One way of generating predictions is betting markets. If people are allowed to buy and sell bets that some hypothesis is true, then the fluctuating price of those bets can be interpreted as a probability estimate of that hypothesis. The hypothesis could be that some particular horse will win a race, or it could be that weapons of mass destruction will be found if our forces invade some particular country. The principle is the same in both cases but, as pointed out by the economist Robin Hanson, the information that could be revealed is much more valuable in the second case.
In every known head-to-head field comparison between speculative markets and other forward-looking institutions, the speculative markets have been at least as accurate. More often than not, they prevail. Orange-juice futures improve on National Weather Service forecasts, horse race markets beat horse race experts, Oscar markets beat columnists’ tips, gas demand markets beat gas demand experts, stock markets beat the official NASA panel at identifying the company responsible for the Challenger accident, election markets beat national opinion polls, and corporate sales markets beat official corporate forecasts.
Prediction markets can aggregate many small pieces of information held by large numbers of people from diverse backgrounds.
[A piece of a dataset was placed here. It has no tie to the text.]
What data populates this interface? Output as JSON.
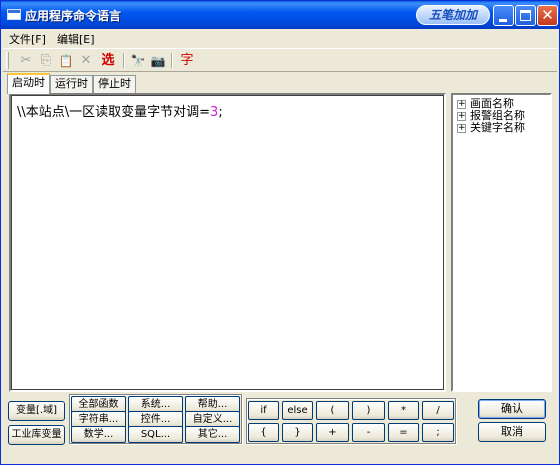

Prediction markets seem to work well because they reward accuracy (rather than the ability to tell a convincing story) and punish error (rather than the voicing of politically inconvenient opinions).
No system for making predictions is going to be perfect, but so far the empirical evidence seems to quite strongly favour prediction markets compared to alternative ways of generating forecasts. Therefore, the traditional ways of forecasting uncertain political futures – pundits, academic experts, debates between leading politicians, and personal gut feelings – should be supplemented by the creation of prediction markets wherever possible. When the issue at hand is sufficiently important, such markets should be subsidised by the state as a relatively inexpensive form of intelligence gathering.
Horse-betting is selfish, but betting on policy-relevant outcomes would be public service. Pundits should be expected to put their money where their mouths are, and everybody who can afford to lose £10 or £20 should be encouraged to participate. Journalists should be asked to include information about prediction market estimates in their coverage of controversial topics. Schoolchildren should be taught applied probability theory in the classroom and given the opportunity to practice their skills in real-world settings.
This way, I think, Britain would make shrewder policy decisions. Moreover, its population would learn to think about uncertainty in a sophisticated and mature manner. In our complex modern world, that would be a winner.
Nick Bostrom is director of the Future of Humanity Institute at Oxford University.